There have been rumours that the bank, through the Africa Regional Centre, is contemplating financing phase two of the Lesotho Highlands Water Project. This would benefit South Africa by increasing the water it already receives from its mountainous neighbour. The project would of course also benefit Lesotho, by increasing its water sales to South Africa, perhaps also boosting its hydroelectricity output, and creating jobs and other construction by-products.
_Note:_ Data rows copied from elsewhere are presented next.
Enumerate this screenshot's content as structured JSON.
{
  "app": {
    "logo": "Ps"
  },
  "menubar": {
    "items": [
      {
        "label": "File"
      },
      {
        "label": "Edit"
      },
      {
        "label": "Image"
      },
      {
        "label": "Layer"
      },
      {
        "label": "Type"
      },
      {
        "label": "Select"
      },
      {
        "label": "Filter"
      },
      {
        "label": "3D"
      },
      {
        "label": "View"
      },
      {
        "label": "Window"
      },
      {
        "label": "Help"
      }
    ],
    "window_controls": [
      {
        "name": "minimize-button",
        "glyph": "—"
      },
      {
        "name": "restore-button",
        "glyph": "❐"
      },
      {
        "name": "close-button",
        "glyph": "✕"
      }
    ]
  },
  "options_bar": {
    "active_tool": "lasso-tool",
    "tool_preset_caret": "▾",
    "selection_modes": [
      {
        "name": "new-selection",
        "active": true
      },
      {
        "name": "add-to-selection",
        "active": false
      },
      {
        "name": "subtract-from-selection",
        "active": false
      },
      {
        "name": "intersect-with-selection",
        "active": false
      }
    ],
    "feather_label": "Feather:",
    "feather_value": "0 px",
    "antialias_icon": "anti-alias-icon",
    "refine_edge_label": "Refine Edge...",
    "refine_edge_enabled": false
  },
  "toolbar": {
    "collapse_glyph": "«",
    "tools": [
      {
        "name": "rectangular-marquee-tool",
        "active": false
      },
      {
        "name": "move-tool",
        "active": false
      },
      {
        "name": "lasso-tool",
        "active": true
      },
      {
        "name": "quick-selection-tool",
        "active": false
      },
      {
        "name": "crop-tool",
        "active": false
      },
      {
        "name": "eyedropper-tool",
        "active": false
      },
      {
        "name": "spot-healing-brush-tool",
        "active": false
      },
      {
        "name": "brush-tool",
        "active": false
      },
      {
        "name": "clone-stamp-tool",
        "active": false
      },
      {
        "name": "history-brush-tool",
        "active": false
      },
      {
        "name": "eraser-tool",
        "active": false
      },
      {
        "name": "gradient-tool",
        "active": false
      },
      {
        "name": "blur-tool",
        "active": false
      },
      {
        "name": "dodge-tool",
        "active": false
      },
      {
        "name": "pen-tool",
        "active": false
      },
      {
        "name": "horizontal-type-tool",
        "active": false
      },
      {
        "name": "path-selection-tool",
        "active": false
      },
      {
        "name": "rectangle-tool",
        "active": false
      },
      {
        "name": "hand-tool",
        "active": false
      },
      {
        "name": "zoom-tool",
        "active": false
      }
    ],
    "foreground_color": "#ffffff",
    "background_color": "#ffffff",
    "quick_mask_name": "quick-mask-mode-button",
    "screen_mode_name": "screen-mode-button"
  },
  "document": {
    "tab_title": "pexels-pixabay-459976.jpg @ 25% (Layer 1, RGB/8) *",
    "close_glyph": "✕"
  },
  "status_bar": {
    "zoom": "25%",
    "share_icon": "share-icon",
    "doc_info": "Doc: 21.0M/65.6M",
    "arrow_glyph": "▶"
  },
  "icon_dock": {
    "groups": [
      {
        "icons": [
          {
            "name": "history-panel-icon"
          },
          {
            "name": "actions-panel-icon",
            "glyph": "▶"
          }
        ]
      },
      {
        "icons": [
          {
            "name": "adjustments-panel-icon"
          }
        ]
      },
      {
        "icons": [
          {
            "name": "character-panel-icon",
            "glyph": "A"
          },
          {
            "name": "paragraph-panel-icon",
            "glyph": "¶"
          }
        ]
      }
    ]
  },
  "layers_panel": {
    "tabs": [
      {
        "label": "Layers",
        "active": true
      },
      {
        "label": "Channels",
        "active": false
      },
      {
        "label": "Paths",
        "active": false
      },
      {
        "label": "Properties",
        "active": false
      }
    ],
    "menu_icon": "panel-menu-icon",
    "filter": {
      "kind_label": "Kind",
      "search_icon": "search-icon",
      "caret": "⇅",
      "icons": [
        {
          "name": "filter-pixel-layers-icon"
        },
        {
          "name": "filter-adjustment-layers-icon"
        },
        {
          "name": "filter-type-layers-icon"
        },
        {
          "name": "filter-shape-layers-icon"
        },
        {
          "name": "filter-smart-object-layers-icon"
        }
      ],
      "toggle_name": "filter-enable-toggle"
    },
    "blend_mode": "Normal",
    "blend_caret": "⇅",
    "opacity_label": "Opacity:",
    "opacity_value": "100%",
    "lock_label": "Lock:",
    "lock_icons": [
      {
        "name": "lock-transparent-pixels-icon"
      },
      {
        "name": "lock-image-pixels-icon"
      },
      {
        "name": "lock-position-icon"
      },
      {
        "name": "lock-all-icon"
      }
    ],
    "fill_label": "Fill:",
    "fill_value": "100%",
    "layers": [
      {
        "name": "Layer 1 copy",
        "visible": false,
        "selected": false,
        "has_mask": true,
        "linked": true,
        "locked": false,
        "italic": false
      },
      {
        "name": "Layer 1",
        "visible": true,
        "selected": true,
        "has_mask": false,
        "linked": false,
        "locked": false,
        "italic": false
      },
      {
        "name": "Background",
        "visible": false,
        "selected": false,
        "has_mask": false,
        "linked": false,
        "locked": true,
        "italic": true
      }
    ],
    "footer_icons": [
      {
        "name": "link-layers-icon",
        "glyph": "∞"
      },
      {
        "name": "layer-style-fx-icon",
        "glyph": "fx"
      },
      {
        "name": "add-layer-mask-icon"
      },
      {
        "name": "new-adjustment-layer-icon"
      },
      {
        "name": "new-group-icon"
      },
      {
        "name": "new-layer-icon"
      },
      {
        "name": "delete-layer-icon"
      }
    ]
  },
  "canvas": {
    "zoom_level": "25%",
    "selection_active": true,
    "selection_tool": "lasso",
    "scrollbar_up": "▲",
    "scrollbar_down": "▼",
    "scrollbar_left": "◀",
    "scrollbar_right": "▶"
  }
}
Maasdorp said that would be the kind of project the NDB would support. He didn’t speculate about why the five BRICS governments hadn’t yet decided to finance infrastructure projects beyond South Africa. Pretoria is believed to be pushing for these, to justify its BRICS membership to its African peers by stressing the pass-along benefits. But the four other members seem hesitant. Perhaps they are just being financially prudent.
Anton du Plessis, head of the Institute for Security Studies (ISS) in Pretoria, says BRICS commitment to Africa ‘must move beyond mere rhetoric’. Kagame’s proposal for a ‘mechanism to ensure delivery of agreed areas’ between BRICS and Africa is one possible concrete action.
‘This is obviously important for Africa. South Africa’s role will be vital to its own credibility and ability to drive broader reforms in Africa (through the AU for example) and keep African support for its larger foreign policy ambitions, including on the UN Security Council,’ he said.
South Africa starts a two-year term on the Security Council next year, and expectations from African states – not least about the shared value of BRICS – will be high.